For inference, prompt processing is compute intensive, while token generation is memory bandwidth bound. The differences in memory bandwidth between CPUs and GPUs tend to be more profound than the difference in compute.
That's fair. On the other hand, there's like exactly one CPU with FP16 AVX512 anyways, and 64core aren't exactly commonplace either. And even with all those advantages, using a datacenter CPU, you're still a factor of 10 off from a GPU that isn't even consumer top-end. With a normal processor, say 16 cores, 16 float ops, even with fused ops and dispatching two ops per cycle you're still only at 2T and ~50x. In consumer spaces, I'm more optimistic about dedicated coprocessors. Maybe even iTPU?
Zen 6 is supposed to add FP16 AVX512 support if AMD’s leaked slides mean what I think they mean. Here is a link to a screenshot of the leaked slides MLID published:
Running on a GPU like my 3090 Ti will likely outperform it by two orders of magnitude, but I have managed to push the needle slightly on the state of the art performance for prompt processing on my CPU. I suspect an additional 15% improvement is possible, but I do not expect to be able to realize it. In any case, it is an active R&D project that I am doing to learn how these things work.
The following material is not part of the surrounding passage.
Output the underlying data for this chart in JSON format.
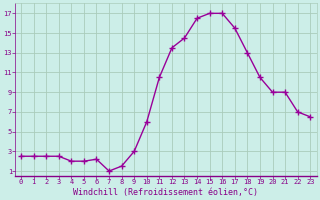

Finally to answer your question, I have no good answers for you (or more specifically, answers that I like). I have been trying to think of ways to do fast local inference on high end models cost effectively for months. So far, I have nothing to show for it aside from my R&D into CPU llama 3 inference since none of my ideas are able to bring hardware costs needed for llama 3.1 405B below $10,000 with performance at an acceptable level. My idea of an acceptable performance level is 10 tokens per second for token generation and 4000 tokens per second for prompt processing, although perhaps lower prompt processing performance is acceptable with prompt caching.
This is only relevant for the flash attention part of the transformer, but a NPU is an equally suitable replacement for a GPU for flash attention.
Once you have offloaded flash attention, you're back to GEMV having a memory bottleneck. GEMV does a single multiplication and addition per parameter. You can add as many EXAFLOPs as you want, it won't get faster than your memory.
I guess it's hard to know how well this would compete with integrated gpus, especially at a reasonable pricepoint. If you wanted to spend $4000+ on it, it could be very competitive and might look something like nvidias grace-hopper superchip, but if you want the product to be under $1k I think it might be better just to buy separate cards for your graphics and ai stuff.
It is not stacked. It is multirank. Stacking means putting multiple layers on the same chip. They are already doing it for HBM. They will likely do it for other forms of DRAM in the future. Samsung reportedly will begin doing it in the 2030s:
I am not sure why they can already do stacking for HBM, but not GDDR and DDR. My guess is that it is cost related. I have heard that HBM reportedly costs 3 times more than DDR. Whatever they are doing to stack it now that is likely much more expensive than their planned 3D fabrication node.